The coalition has been accused of failing victims of rape, domestic violence and child sex abuse by "hollowing out" the police service.
The number of offences referred to the Crown Prosecution Service (CPS) has been falling since the general election despite a rise in recorded crime levels, according to Labour.
Rape allegations registered by police increased from 15,892 in 2010-11 to 16,327 last year. But pre-charge decisions dropped from 8,130 to 5,404 and prosecutions fell from 4,208 to 3,692.
Reports of domestic violence went up 9.4% over the period, but cases sent to the CPS went down by 13% and successful prosecutions 11%.
Last year, a reported sexual offence against a child was said to be 24% less likely to be passed from the police to the CPS than in 2010/11.
Labour compiled the figures using official data, parliamentary questions and the Freedom of Information Act.
Shadow home secretary Yvette Cooper said: "The Police Service is being hollowed out by this Tory-led Government and victims of rape, domestic violence and child sex abuse are suffering as a result.

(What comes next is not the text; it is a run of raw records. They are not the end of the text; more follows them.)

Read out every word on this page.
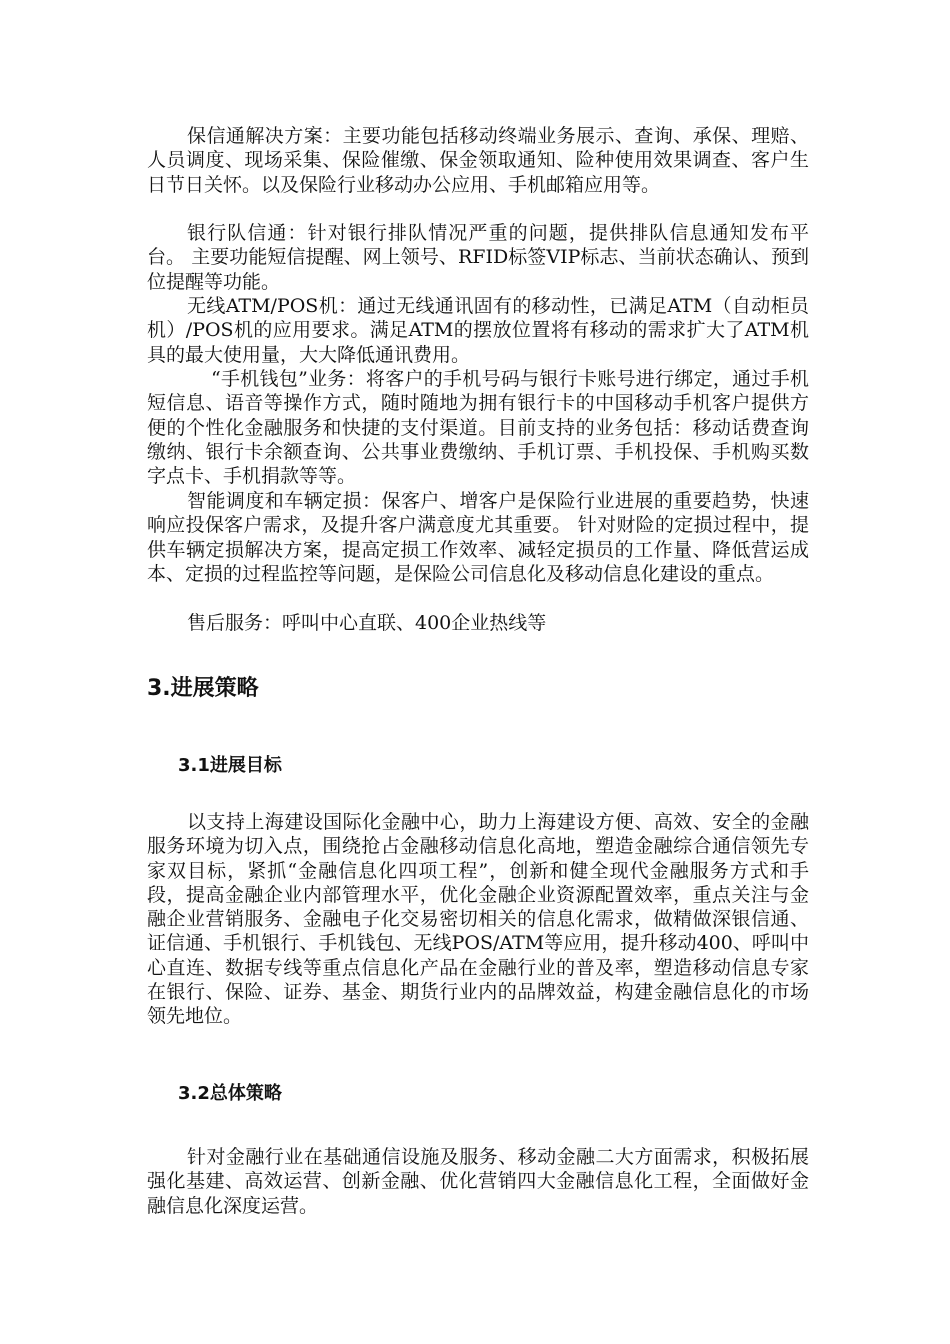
保信通解决方案：主要功能包括移动终端业务展示、查询、承保、理赔、人员调度、现场采集、保险催缴、保金领取通知、险种使用效果调查、客户生日节日关怀。以及保险行业移动办公应用、手机邮箱应用等。

银行队信通：针对银行排队情况严重的问题，提供排队信息通知发布平台。 主要功能短信提醒、网上领号、RFID标签VIP标志、当前状态确认、预到位提醒等功能。

无线ATM/POS机：通过无线通讯固有的移动性，已满足ATM（自动柜员机）/POS机的应用要求。满足ATM的摆放位置将有移动的需求扩大了ATM机具的最大使用量，大大降低通讯费用。

“手机钱包”业务：将客户的手机号码与银行卡账号进行绑定，通过手机短信息、语音等操作方式，随时随地为拥有银行卡的中国移动手机客户提供方便的个性化金融服务和快捷的支付渠道。目前支持的业务包括：移动话费查询缴纳、银行卡余额查询、公共事业费缴纳、手机订票、手机投保、手机购买数字点卡、手机捐款等等。

智能调度和车辆定损：保客户、增客户是保险行业进展的重要趋势，快速响应投保客户需求，及提升客户满意度尤其重要。 针对财险的定损过程中，提供车辆定损解决方案，提高定损工作效率、减轻定损员的工作量、降低营运成本、定损的过程监控等问题，是保险公司信息化及移动信息化建设的重点。

售后服务：呼叫中心直联、400企业热线等

3.进展策略
3.1进展目标

以支持上海建设国际化金融中心，助力上海建设方便、高效、安全的金融服务环境为切入点，围绕抢占金融移动信息化高地，塑造金融综合通信领先专家双目标，紧抓“金融信息化四项工程”，创新和健全现代金融服务方式和手段，提高金融企业内部管理水平，优化金融企业资源配置效率，重点关注与金融企业营销服务、金融电子化交易密切相关的信息化需求，做精做深银信通、证信通、手机银行、手机钱包、无线POS/ATM等应用，提升移动400、呼叫中心直连、数据专线等重点信息化产品在金融行业的普及率，塑造移动信息专家在银行、保险、证券、基金、期货行业内的品牌效益，构建金融信息化的市场领先地位。

3.2总体策略

针对金融行业在基础通信设施及服务、移动金融二大方面需求，积极拓展强化基建、高效运营、创新金融、优化营销四大金融信息化工程，全面做好金融信息化深度运营。
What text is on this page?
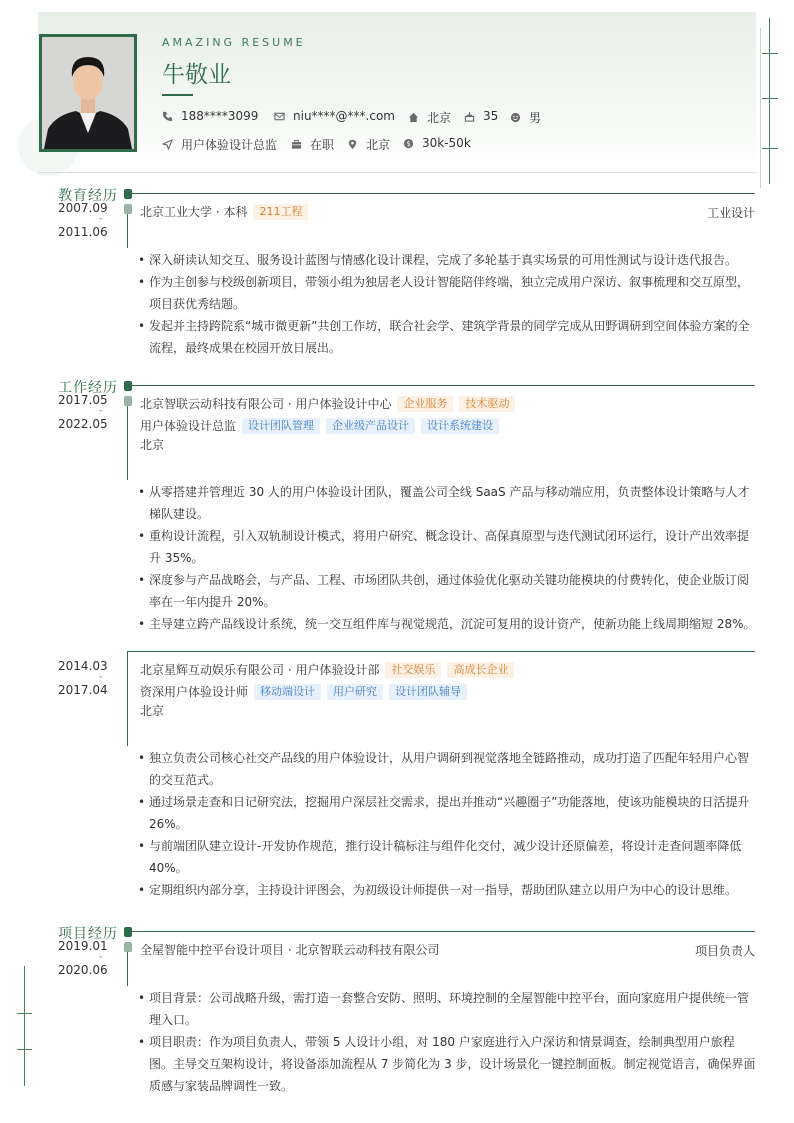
AMAZING RESUME
牛敬业
188****3099	niu****@***.com	北京	35	男
用户体验设计总监	在职	北京 $ 30k-50k
教育经历
2007.09
-
2011.06
北京工业大学 · 本科	211工程	工业设计
• 深入研读认知交互、服务设计蓝图与情感化设计课程，完成了多轮基于真实场景的可用性测试与设计迭代报告。
• 作为主创参与校级创新项目，带领小组为独居老人设计智能陪伴终端，独立完成用户深访、叙事梳理和交互原型，项目获优秀结题。
• 发起并主持跨院系“城市微更新”共创工作坊，联合社会学、建筑学背景的同学完成从田野调研到空间体验方案的全流程，最终成果在校园开放日展出。
工作经历
2017.05
-
2022.05
北京智联云动科技有限公司 · 用户体验设计中心	企业服务	技术驱动
用户体验设计总监	设计团队管理	企业级产品设计	设计系统建设
北京
• 从零搭建并管理近 30 人的用户体验设计团队，覆盖公司全线 SaaS 产品与移动端应用，负责整体设计策略与人才梯队建设。
• 重构设计流程，引入双轨制设计模式，将用户研究、概念设计、高保真原型与迭代测试闭环运行，设计产出效率提升 35%。
• 深度参与产品战略会，与产品、工程、市场团队共创，通过体验优化驱动关键功能模块的付费转化，使企业版订阅率在一年内提升 20%。
• 主导建立跨产品线设计系统，统一交互组件库与视觉规范，沉淀可复用的设计资产，使新功能上线周期缩短 28%。
2014.03
-
2017.04
北京星辉互动娱乐有限公司 · 用户体验设计部	社交娱乐	高成长企业
资深用户体验设计师	移动端设计	用户研究	设计团队辅导
北京
• 独立负责公司核心社交产品线的用户体验设计，从用户调研到视觉落地全链路推动，成功打造了匹配年轻用户心智的交互范式。
• 通过场景走查和日记研究法，挖掘用户深层社交需求，提出并推动“兴趣圈子”功能落地，使该功能模块的日活提升 26%。
• 与前端团队建立设计-开发协作规范，推行设计稿标注与组件化交付，减少设计还原偏差，将设计走查问题率降低 40%。
• 定期组织内部分享，主持设计评图会，为初级设计师提供一对一指导，帮助团队建立以用户为中心的设计思维。
项目经历
2019.01
-
2020.06
全屋智能中控平台设计项目 · 北京智联云动科技有限公司	项目负责人
• 项目背景：公司战略升级，需打造一套整合安防、照明、环境控制的全屋智能中控平台，面向家庭用户提供统一管理入口。
• 项目职责：作为项目负责人，带领 5 人设计小组，对 180 户家庭进行入户深访和情景调查，绘制典型用户旅程图。主导交互架构设计，将设备添加流程从 7 步简化为 3 步，设计场景化一键控制面板。制定视觉语言，确保界面质感与家装品牌调性一致。
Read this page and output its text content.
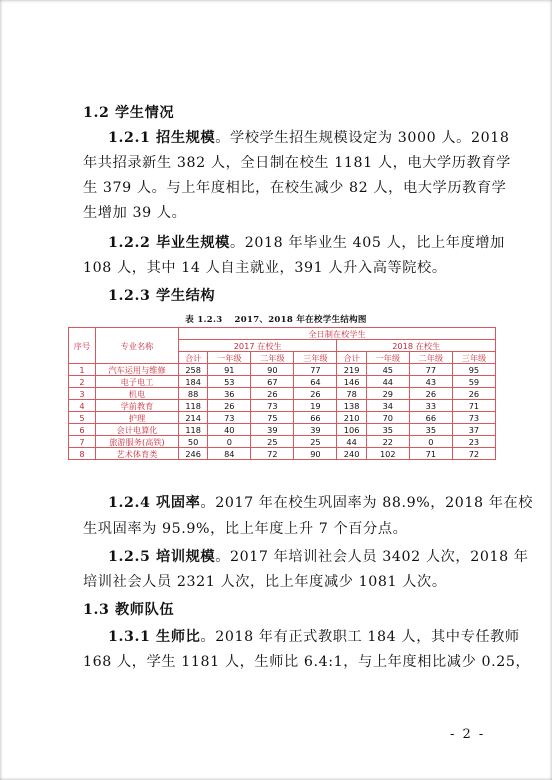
1.2 学生情况
1.2.1 招生规模。学校学生招生规模设定为 3000 人。2018
年共招录新生 382 人，全日制在校生 1181 人，电大学历教育学
生 379 人。与上年度相比，在校生减少 82 人，电大学历教育学
生增加 39 人。
1.2.2 毕业生规模。2018 年毕业生 405 人，比上年度增加
108 人，其中 14 人自主就业，391 人升入高等院校。
1.2.3 学生结构
表 1.2.3　 2017、2018 年在校学生结构图
序号	专业名称	全日制在校学生							
		2017 在校生				2018 在校生			
		合计	一年级	二年级	三年级	合计	一年级	二年级	三年级
1	汽车运用与维修	258	91	90	77	219	45	77	95
2	电子电工	184	53	67	64	146	44	43	59
3	机电	88	36	26	26	78	29	26	26
4	学前教育	118	26	73	19	138	34	33	71
5	护理	214	73	75	66	210	70	66	73
6	会计电算化	118	40	39	39	106	35	35	37
7	旅游服务(高铁)	50	0	25	25	44	22	0	23
8	艺术体育类	246	84	72	90	240	102	71	72
1.2.4 巩固率。2017 年在校生巩固率为 88.9%，2018 年在校
生巩固率为 95.9%，比上年度上升 7 个百分点。
1.2.5 培训规模。2017 年培训社会人员 3402 人次，2018 年
培训社会人员 2321 人次，比上年度减少 1081 人次。
1.3 教师队伍
1.3.1 生师比。2018 年有正式教职工 184 人，其中专任教师
168 人，学生 1181 人，生师比 6.4:1，与上年度相比减少 0.25，
- 2 -
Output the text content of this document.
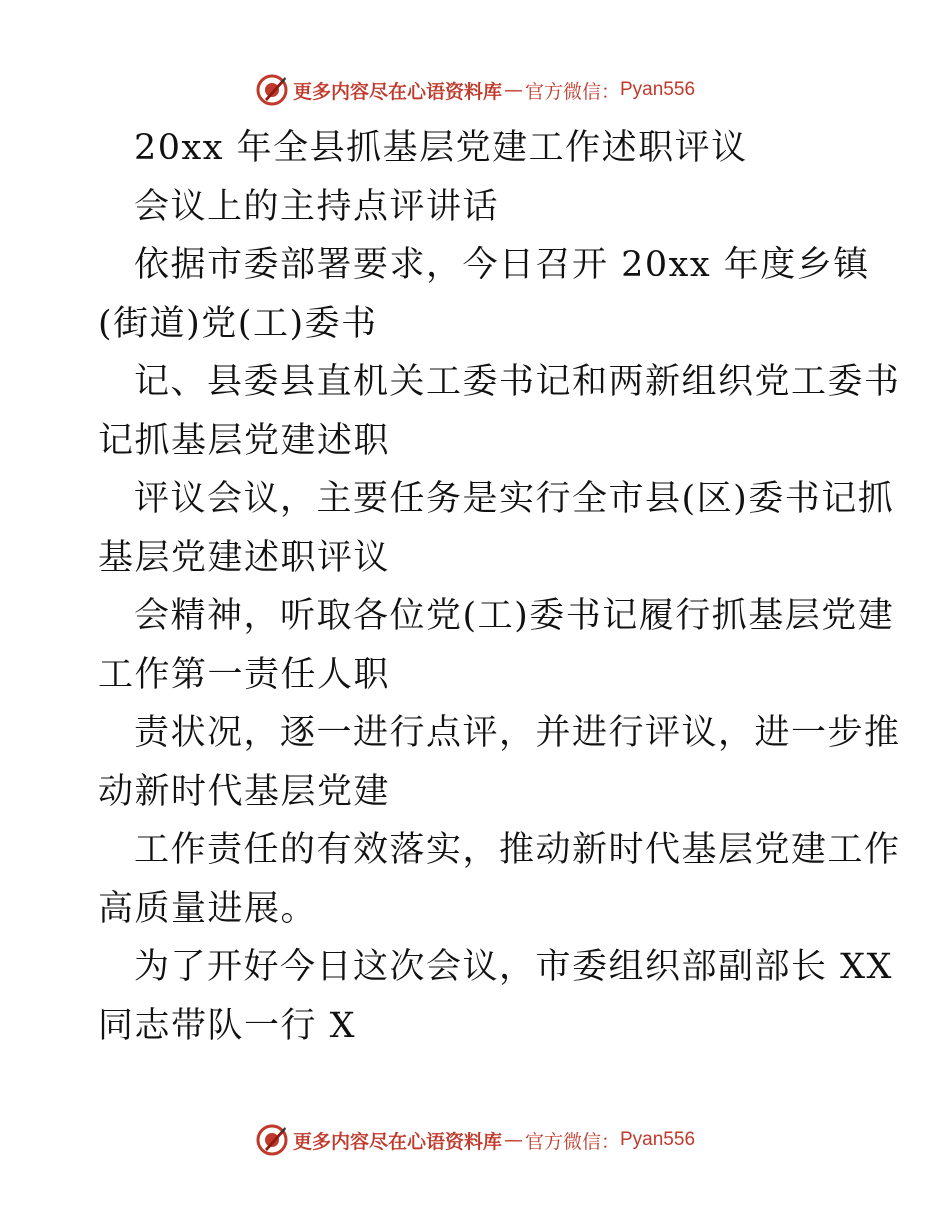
更多内容尽在心语资料库 — 官方微信： Pyan556
20xx 年全县抓基层党建工作述职评议
会议上的主持点评讲话
依据市委部署要求，今日召开 20xx 年度乡镇
(街道)党(工)委书
记、县委县直机关工委书记和两新组织党工委书
记抓基层党建述职
评议会议，主要任务是实行全市县(区)委书记抓
基层党建述职评议
会精神，听取各位党(工)委书记履行抓基层党建
工作第一责任人职
责状况，逐一进行点评，并进行评议，进一步推
动新时代基层党建
工作责任的有效落实，推动新时代基层党建工作
高质量进展。
为了开好今日这次会议，市委组织部副部长 XX
同志带队一行 X
更多内容尽在心语资料库 — 官方微信： Pyan556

"There is a very serious drop in action against the most serious criminals and abusers since the Government's police cuts and fragmented reforms started and specialist police units have been cut back. Victims of crime and abuse are being let down as a result.
"The number of rape, domestic violence and child abuse cases reported to the police is going up. But the number of cases that the police put forward for prosecution is plummeting as the service is being hollowed out.
"This has all happened in the last two years, yet the Home Secretary is turning her back on the problem she has created. Something is going badly wrong.
"We cannot go back to those days where justice was too long denied and these crimes were hidden, with victims often treated poorly, not believed, or ignored.
"We need new national standards in dealing with these serious crimes and direct action by all Chief Constables to address these appalling figures.
"I shall be contacting all of them and urging them to act even without the support of the Home Secretary."
Crime prevention minister Norman Baker said: "More rapes are being reported to the police, conviction rates for violence against women and girls are at their highest-ever levels and sentences for rapists are longer.
"However, I am determined to improve the criminal justice system's response to rape and domestic violence and I have met the Director of Public Prosecutions who has agreed to establish a CPS- police scrutiny panel to look at how forces deal with these terrible crimes.
"Also, Her Majesty's Inspectorate of Constabulary has been asked to review the police response to domestic violence and recommend where further improvements can be made."